Arno la fissò negli occhi per alcuni secondi, dopodiché la sua espressione cambiò, come se avesse visto un fantasma. L’uomo si tirò indietro lasciando andare la sua Iniziata. Sembrava molto turbato.
Ginevra si tirò su a sedere. - Maestro? - disse con un filo di voce - Mi dispiace se non…
- Zitta! Sta zitta! - urlò Arno all’improvviso. Si prese la testa tra le mani e cadde a terra in ginocchio. Ansimava, come se fosse appena stato picchiato atrocemente da qualcuno.

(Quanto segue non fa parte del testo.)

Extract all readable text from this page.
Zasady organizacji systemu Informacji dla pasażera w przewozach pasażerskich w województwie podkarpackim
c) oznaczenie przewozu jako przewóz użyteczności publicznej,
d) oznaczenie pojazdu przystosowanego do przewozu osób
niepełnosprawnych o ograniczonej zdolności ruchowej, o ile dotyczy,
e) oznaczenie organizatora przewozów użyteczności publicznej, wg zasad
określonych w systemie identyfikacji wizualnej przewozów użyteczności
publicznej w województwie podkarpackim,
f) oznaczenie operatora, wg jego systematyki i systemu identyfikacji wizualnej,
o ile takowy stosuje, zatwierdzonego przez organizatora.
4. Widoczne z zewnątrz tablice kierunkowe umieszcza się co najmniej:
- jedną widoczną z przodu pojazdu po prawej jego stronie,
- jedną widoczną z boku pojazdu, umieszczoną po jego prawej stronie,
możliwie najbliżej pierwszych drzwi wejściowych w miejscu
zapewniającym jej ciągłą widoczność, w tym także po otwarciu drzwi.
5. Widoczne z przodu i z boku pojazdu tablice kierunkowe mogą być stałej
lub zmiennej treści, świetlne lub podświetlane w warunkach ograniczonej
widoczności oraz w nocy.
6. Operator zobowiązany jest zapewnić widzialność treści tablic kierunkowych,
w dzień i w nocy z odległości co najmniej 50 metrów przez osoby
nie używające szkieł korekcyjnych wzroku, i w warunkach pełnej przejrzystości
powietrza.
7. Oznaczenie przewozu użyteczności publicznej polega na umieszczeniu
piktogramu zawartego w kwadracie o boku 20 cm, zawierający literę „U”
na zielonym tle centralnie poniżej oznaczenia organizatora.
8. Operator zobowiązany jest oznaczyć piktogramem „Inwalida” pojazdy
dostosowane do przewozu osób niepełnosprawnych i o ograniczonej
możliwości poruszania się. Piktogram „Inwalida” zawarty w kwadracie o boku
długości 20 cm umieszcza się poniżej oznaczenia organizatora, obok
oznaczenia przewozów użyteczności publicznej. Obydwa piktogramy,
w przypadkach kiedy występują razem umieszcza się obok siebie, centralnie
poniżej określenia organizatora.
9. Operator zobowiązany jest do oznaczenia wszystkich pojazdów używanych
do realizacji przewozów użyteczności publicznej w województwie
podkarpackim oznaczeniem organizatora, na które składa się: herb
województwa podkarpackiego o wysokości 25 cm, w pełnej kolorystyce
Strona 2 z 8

Ginevra, ancora seduta a terra a pochi metri da lui, lo guardava sgomenta. Cosa diavolo stava succedendo? Iniziava ad avere paura. Arno non sembrava dare segni di ripresa e lei non poteva di certo starsene lì così.
La giovane Iniziata si alzò in piedi, fradicia di pioggia dalla testa ai piedi, e si avvicinò con cautela al proprio Mentore. Fu quando stava per sfiorargli una spalla che Arno si alzò di scatto. Spinse via con violenza la mano della ragazza che neanche lo aveva toccato e con uno scatto si lanciò in una corsa folle tra la pioggia.
- Maestro! - Ginevra urlò con tutto il fiato che aveva in gola e prese a correre anche lei. Sentiva uno strano peso sullo stomaco, non piacevole, che le faceva percepire un dolore strano. Non capiva cosa era successo, non capiva perché Arno avesse reagito in quel modo e non sapeva perché l’aveva chiamata Élise.
- Maestro! - Ginevra urlò ancora verso la sagoma di Arno davanti a lei, sagoma che andava rimpicciolendosi pian piano. Correva troppo veloce.
La ragazza si fermò, senza fiato. Non lo avrebbe mai raggiunto. La pioggia le aveva bagnato tutti i vestiti, il volto e i capelli, i quali le si erano appiccicati sulla fronte e sulle guance.
Ora Arno non si vedeva più, in quella via piena di persone che cercavano di ripararsi dalla pioggia. Qualcuno la urtò, e poi qualcun altro. Nessuno sembrava accorgersi di lei, in mezzo a quel vicolo di Parigi… affranta, spaurita, bagnata fradicia e sola.